The Playmates do not eat like models. They work out too hard to be on diets. I asked six of them about their regimens and all reported daily or near-daily trips to the gym. Lavoie, who was on the 2000 Eco-Challenge team, e-mailed me her schedule: “Monday: 60-minute lift and 30-minute cardio. Wednesday: 45-minute lift, 60-minute spin class. Thursday: 60-minute Butts & Guts class, 25 minutes cardio, 60-minute yoga class. Friday: 60-minute lift, 20-minute cardio. Saturday: 35-minute swim, 60-minute spin class. Sunday: 60-minute lift. Tuesday is my off-day.”
Team captain Folta’s prerace regimen consists of six to 12 hours a day in the gym and on the bike and a 20-hour training session every other week. For multiday adventure races, she adds one 40- to 50-hour training session to “make sure I know how the team will cope with sleep deprivation and exhaustion.”

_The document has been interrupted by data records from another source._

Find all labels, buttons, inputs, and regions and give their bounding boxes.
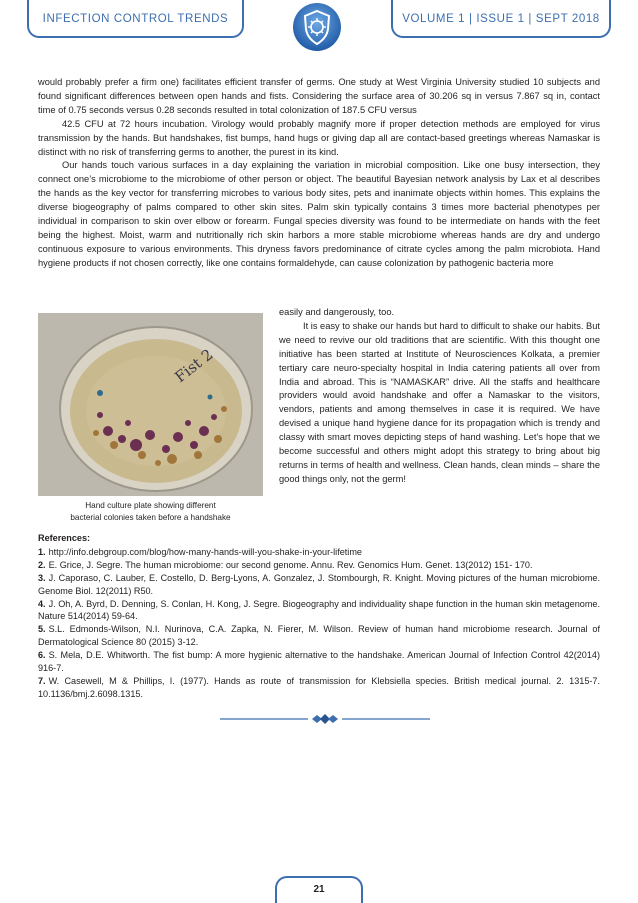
petri-dish-image — [38, 313, 263, 496]
shield-logo-icon — [292, 2, 342, 52]
paragraph-3-end: easily and dangerously, too. — [279, 307, 395, 317]
plate-marking: Fist 2 — [171, 345, 217, 387]
reference-item: 4. J. Oh, A. Byrd, D. Denning, S. Conlan, H. Kong, J. Segre. Biogeography and individuality shape function in the human skin metagenome. Nature 514(2014) 59-64. — [38, 598, 600, 622]
page-number: 21 — [275, 876, 363, 903]
article-body — [38, 76, 600, 271]
diamond-ornament-icon — [220, 712, 430, 726]
issue-info: VOLUME 1 | ISSUE 1 | SEPT 2018 — [391, 0, 611, 38]
figure-caption: Hand culture plate showing different bacterial colonies taken before a handshake — [70, 501, 231, 522]
reference-item: 3. J. Caporaso, C. Lauber, E. Costello, D. Berg-Lyons, A. Gonzalez, J. Stombourgh, R. Knight. Moving pictures of the human microbiome. Genome Biol. 12(2011) R50. — [38, 572, 600, 596]
reference-item: 2. E. Grice, J. Segre. The human microbiome: our second genome. Annu. Rev. Genomics Hum. Genet. 13(2012) 151- 170. — [38, 559, 533, 570]
reference-item: 7. W. Casewell, M & Phillips, I. (1977). Hands as route of transmission for Klebsiella species. British medical journal. 2. 1315-7. 10.1136/bmj.2.6098.1315. — [38, 675, 600, 699]
reference-item: 6. S. Mela, D.E. Whitworth. The fist bump: A more hygienic alternative to the handshake. American Journal of Infection Control 42(2014) 916-7. — [38, 650, 600, 674]
paragraph-4: It is easy to shake our hands but hard to difficult to shake our habits. But we need to revive our old traditions that are scientific. With this thought one initiative has been started at Institute of Neurosciences Kolkata, a premier tertiary care neuro-specialty hospital in India catering patients all over from India and abroad. This is “NAMASKAR” drive. All the staffs and healthcare providers would avoid handshake and offer a Namaskar to the visitors, vendors, patients and among themselves in case it is required. We have devised a unique hand hygiene dance for its propagation which is trendy and classy with smart moves depicting steps of hand washing. Let’s hope that we become successful and others might adopt this strategy to bring about big returns in terms of health and wellness. Clean hands, clean minds – share the good things only, not the germ! — [279, 320, 600, 484]
culture-plate-photo — [38, 313, 263, 496]
journal-name: INFECTION CONTROL TRENDS — [27, 0, 244, 38]
paragraph-1: would probably prefer a firm one) facilitates efficient transfer of germs. One study at West Virginia University studied 10 subjects and found significant differences between open hands and fists. Considering the surface area of 30.206 sq in versus 7.867 sq in, contact time of 0.75 seconds versus 0.28 seconds resulted in total colonization of 187.5 CFU versus — [38, 77, 600, 115]
paragraph-2: 42.5 CFU at 72 hours incubation. Virology would probably magnify more if proper detection methods are employed for virus transmission by the hands. But handshakes, fist bumps, hand hugs or giving dap all are contact-based greetings whereas Namaskar is distinct with no risk of transferring germs to another, the purest in its kind. — [38, 118, 600, 157]
reference-item: 5. S.L. Edmonds-Wilson, N.I. Nurinova, C.A. Zapka, N. Fierer, M. Wilson. Review of human hand microbiome research. Journal of Dermatological Science 80 (2015) 3-12. — [38, 624, 600, 648]
reference-item: 1. http://info.debgroup.com/blog/how-many-hands-will-you-shake-in-your-lifetime — [38, 546, 362, 557]
references-section — [38, 532, 600, 701]
right-column — [279, 306, 600, 487]
references-title: References: — [38, 533, 91, 543]
reference-link[interactable]: http://info.debgroup.com/blog/how-many-hands-will-you-shake-in-your-lifetime — [48, 546, 362, 557]
paragraph-3: Our hands touch various surfaces in a day explaining the variation in microbial composition. Like one busy intersection, they connect one’s microbiome to the microbiome of other person or object. The beautiful Bayesian network analysis by Lax et al describes the hands as the key vector for transferring microbes to various body sites, pets and inanimate objects within homes. This explains the diverse biogeography of palms compared to other skin sites. Palm skin typically contains 3 times more bacterial phenotypes per individual in comparison to skin over elbow or forearm. Fungal species diversity was found to be intermediate on hands with the feet being the highest. Moist, warm and nutritionally rich skin harbors a more stable microbiome whereas hands are dry and undergo continuous exposure to various environments. This dryness favors predominance of citrate cycles among the palm microbiota. Hand hygiene products if not chosen correctly, like one contains formaldehyde, can cause colonization by pathogenic bacteria more — [38, 160, 600, 268]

Because she and the Playmates lack mountaineering skills, Folta decided to skip last year’s Eco-Challenge, which took place in New Zealand. “We’re not a cold-weather team,” she says. She admits that they might miss this October’s Fiji race, too, if a deal goes through to produce a Team Playboy X-Treme TV show, the rights for which have been purchased by Endemol, the company that brought you the ogle-fests Fear Factor, Spy TV, and Big Brother.
While the women eat, I ask them what they find to be the most challenging aspect of Team Playboy X-Treme. Most of their answers have to do with not being taken seriously as a competitor. I listen and offer words of understanding, and then I ask about their chests.

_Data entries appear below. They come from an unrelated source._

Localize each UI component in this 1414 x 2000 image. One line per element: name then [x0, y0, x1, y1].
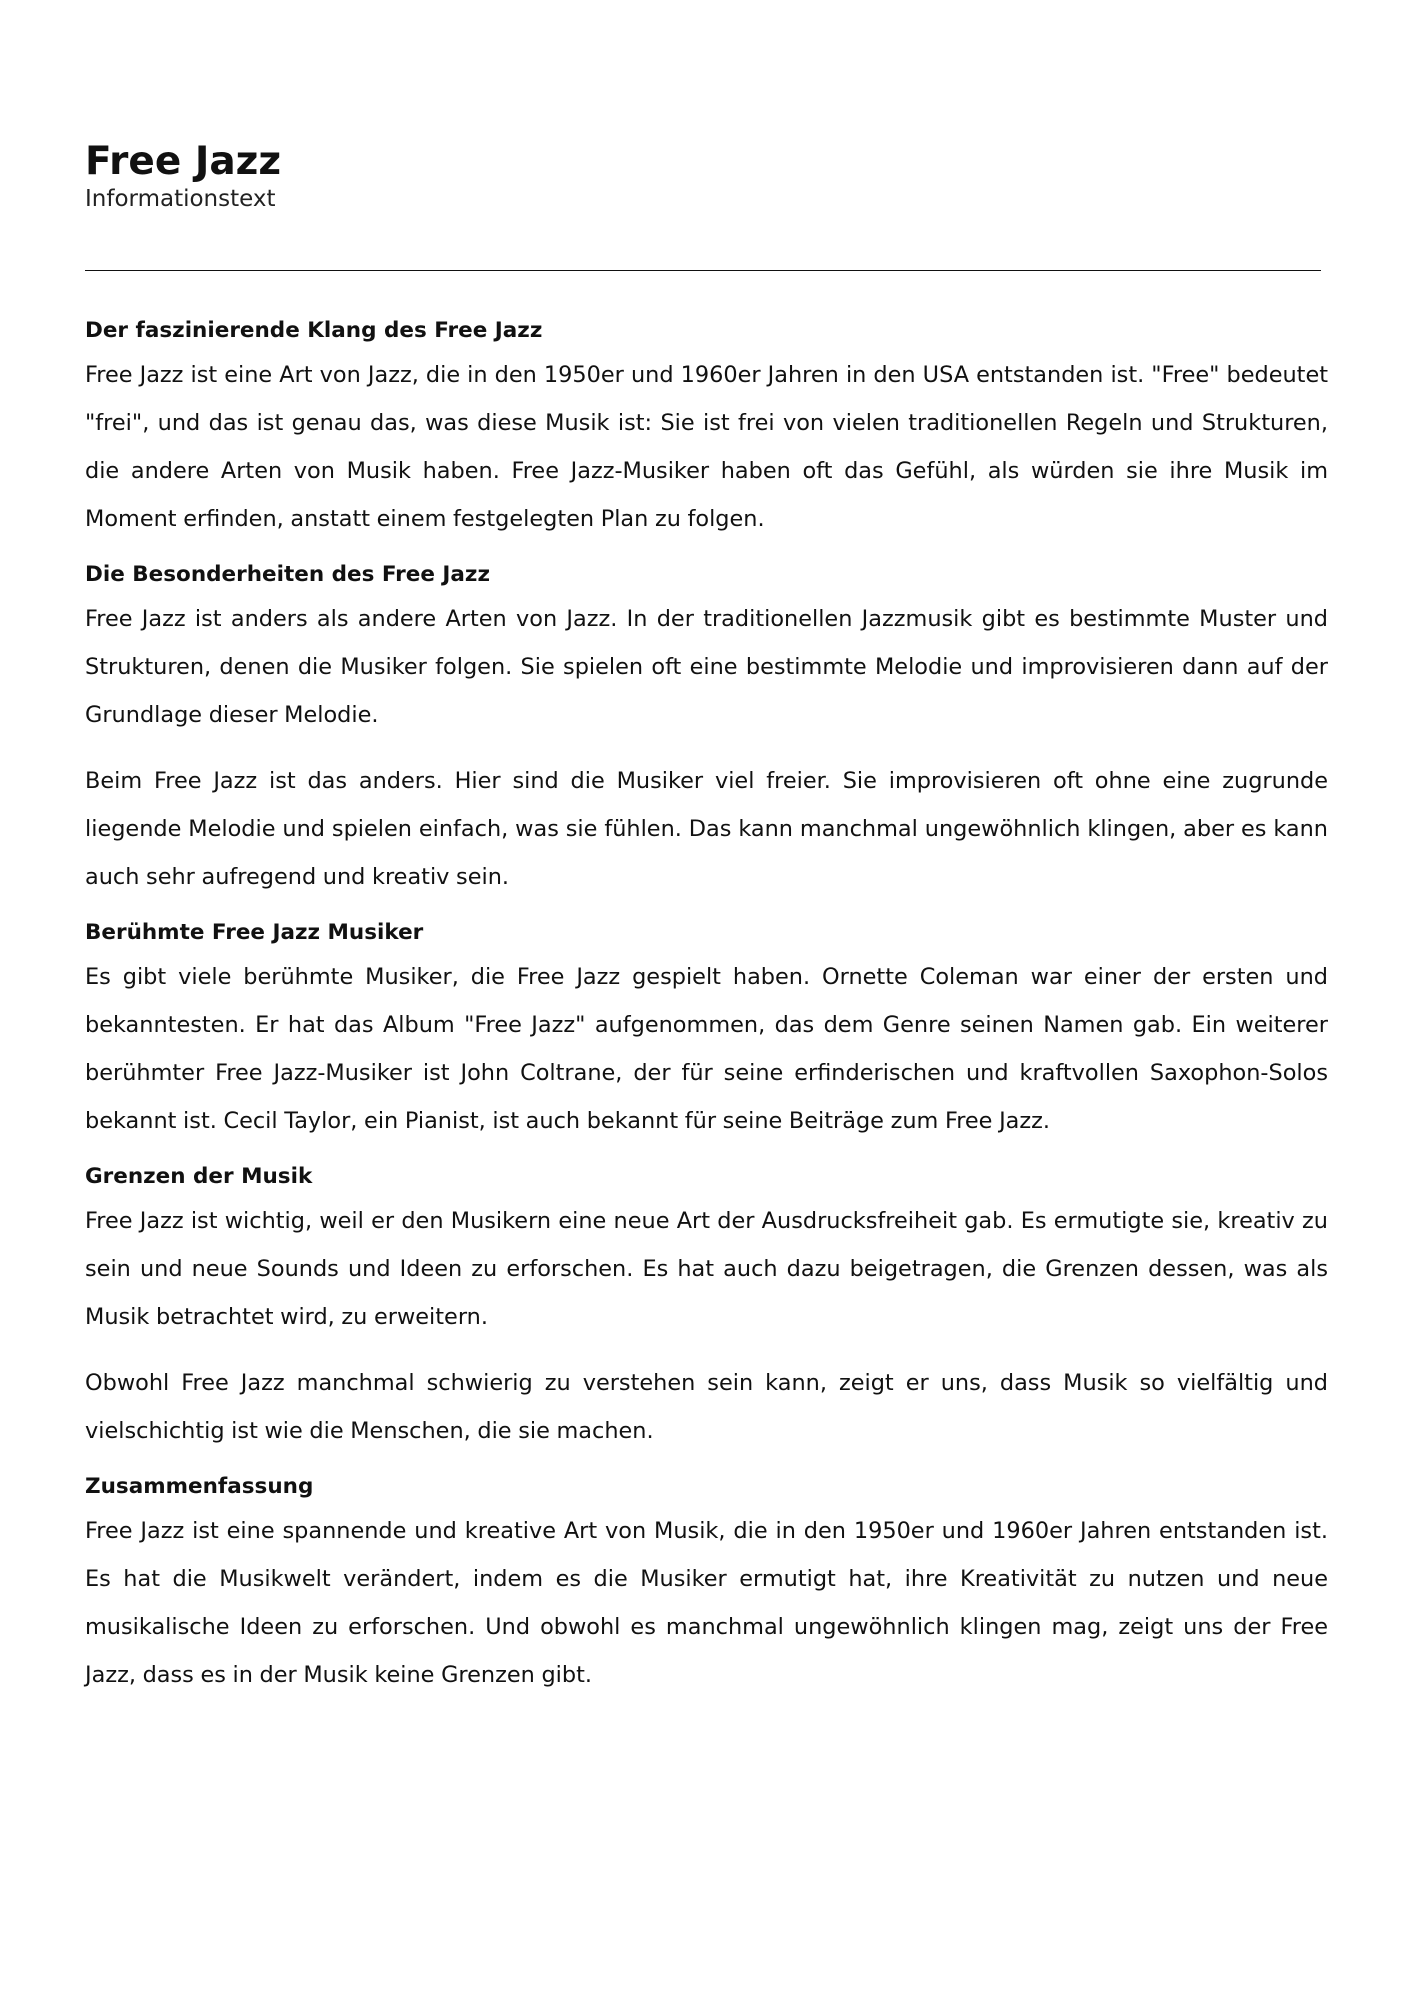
section-zusammenfassung	[85, 1473, 1328, 1699]
section-besonderheiten	[85, 561, 1328, 901]
paragraph: Free Jazz ist wichtig, weil er den Musikern eine neue Art der Ausdrucksfreiheit gab. Es ermutigte sie, kreativ zu sein und neue Sounds und Ideen zu erforschen. Es hat auch dazu beigetragen, die Grenzen dessen, was als Musik betrachtet wird, zu erweitern.	[85, 1208, 1328, 1330]
section-heading: Die Besonderheiten des Free Jazz	[85, 562, 490, 587]
section-musiker	[85, 919, 1328, 1145]
paragraph: Beim Free Jazz ist das anders. Hier sind die Musiker viel freier. Sie improvisieren oft ohne eine zugrunde liegende Melodie und spielen einfach, was sie fühlen. Das kann manchmal ungewöhnlich klingen, aber es kann auch sehr aufregend und kreativ sein.	[85, 768, 1328, 890]
paragraph: Free Jazz ist eine spannende und kreative Art von Musik, die in den 1950er und 1960er Jahren entstanden ist. Es hat die Musikwelt verändert, indem es die Musiker ermutigt hat, ihre Kreativität zu nutzen und neue musikalische Ideen zu erforschen. Und obwohl es manchmal ungewöhnlich klingen mag, zeigt uns der Free Jazz, dass es in der Musik keine Grenzen gibt.	[85, 1518, 1328, 1688]
title-divider	[85, 270, 1321, 271]
section-grenzen	[85, 1163, 1328, 1455]
paragraph: Obwohl Free Jazz manchmal schwierig zu verstehen sein kann, zeigt er uns, dass Musik so vielfältig und vielschichtig ist wie die Menschen, die sie machen.	[85, 1370, 1328, 1444]
paragraph: Es gibt viele berühmte Musiker, die Free Jazz gespielt haben. Ornette Coleman war einer der ersten und bekanntesten. Er hat das Album "Free Jazz" aufgenommen, das dem Genre seinen Namen gab. Ein weiterer berühmter Free Jazz-Musiker ist John Coltrane, der für seine erfinderischen und kraftvollen Saxophon-Solos bekannt ist. Cecil Taylor, ein Pianist, ist auch bekannt für seine Beiträge zum Free Jazz.	[85, 964, 1328, 1134]
paragraph: Free Jazz ist anders als andere Arten von Jazz. In der traditionellen Jazzmusik gibt es bestimmte Muster und Strukturen, denen die Musiker folgen. Sie spielen oft eine bestimmte Melodie und improvisieren dann auf der Grundlage dieser Melodie.	[85, 606, 1328, 728]
section-heading: Der faszinierende Klang des Free Jazz	[85, 318, 543, 343]
document-page	[85, 139, 1328, 1688]
section-heading: Zusammenfassung	[85, 1474, 314, 1499]
document-subtitle: Informationstext	[85, 186, 276, 212]
section-heading: Grenzen der Musik	[85, 1164, 313, 1189]
document-body	[85, 317, 1328, 1717]
section-heading: Berühmte Free Jazz Musiker	[85, 920, 424, 945]
section-klang	[85, 317, 1328, 543]
document-title: Free Jazz	[85, 139, 282, 184]
paragraph: Free Jazz ist eine Art von Jazz, die in den 1950er und 1960er Jahren in den USA entstanden ist. "Free" bedeutet "frei", und das ist genau das, was diese Musik ist: Sie ist frei von vielen traditionellen Regeln und Strukturen, die andere Arten von Musik haben. Free Jazz-Musiker haben oft das Gefühl, als würden sie ihre Musik im Moment erfinden, anstatt einem festgelegten Plan zu folgen.	[85, 362, 1328, 532]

Do exceptionally large breasts handicap an athlete? Not really, is the consensus, though Lavoie confesses to wearing two sports bras at once and Nicole Woods has trouble with her golf swing. Folta says tartly: “If you were interviewing a male athlete, would you ask him if an exceptionally large package hinders him in his sport?” I reply that no, I wouldn’t, unless his team were called, say, Team Playgirl or Team Clydesdale Penis—and then you bet I would. To make it up to Folta, I tell her I will pose the question to the next well-endowed athlete I come across. This is a lie, because that athlete would be Tom Magee, who is wearing a climbing harness, which does for packages what push-up bras do for bosoms, and I cannot bring myself to say it.
From high above, we hear a strident, agitated sound. Seagull? Police car? No, it’s Victoria Fuller. Fuller has never climbed before. Three-quarters of the way up, she is plastered to the rock, arms and legs splayed like Wile E. Coyote. The women shout encouragement, and, as if powered by their collective will, Fuller reaches the top. Now she must rappel down—or, as one woman puts it, “propel” down. The team’s mastery of climbing lingo has been the one thing that marks them as beginners. “On belay!” has variously come out as “On Vuarnet!” and, in a moment recalling the late Teddy Roosevelt, “Bully!”

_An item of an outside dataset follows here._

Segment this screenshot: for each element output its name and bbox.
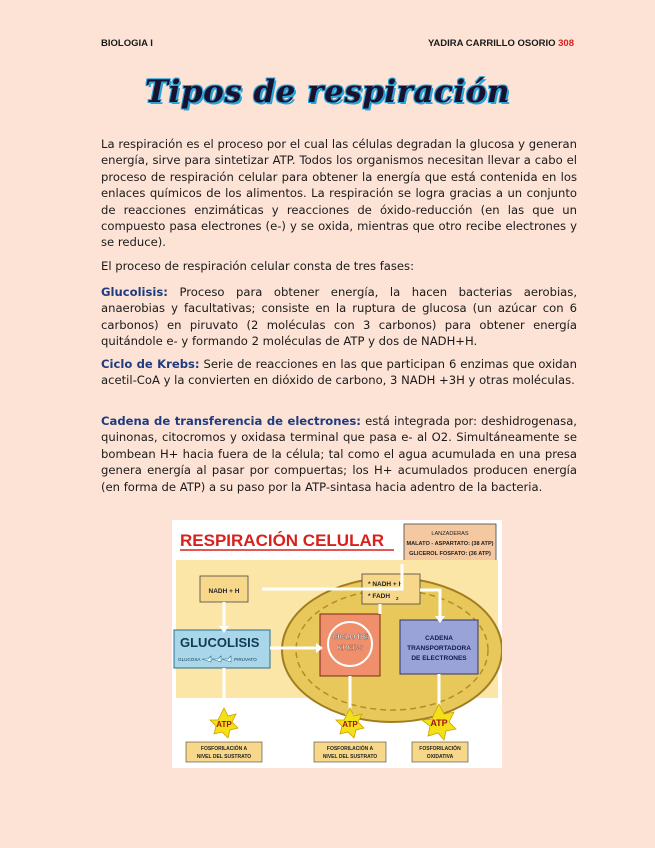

The rappel requires Fuller to lean against her harness, step backward off the small ledge, and trust her fate to a strange man 70 feet below. She flaps her hands and lets out a long “Noooooo!” This devolves into a scream that provokes looks of alarm and forces a retake of the Channel 13 tagline (“See Playboy’s X-Treme Team like you’ve never seen them before!”). Coaches Magee and Zagarino decide to hike up the trail on the back side of the cliff, haul Fuller up the remaining five feet of the wall, and escort her back down. Folta intervenes. “Vic’s just veryÉcommunicative. She’ll be OK.” With shouts of support from her teammates, Fuller eventually makes it down, dignity and French manicure more or less intact.
By 3 p.m. the women have moved on to the 5.9 route. All of them make it at least halfway, and most make it to the top. By any standard, it’s an impressive performance. Magee smiles broadly.
“These girls are risk takers,” he says.
“Climbing a rock face and taking off your clothes both go against your natural instincts. I knew they’d kick ass.”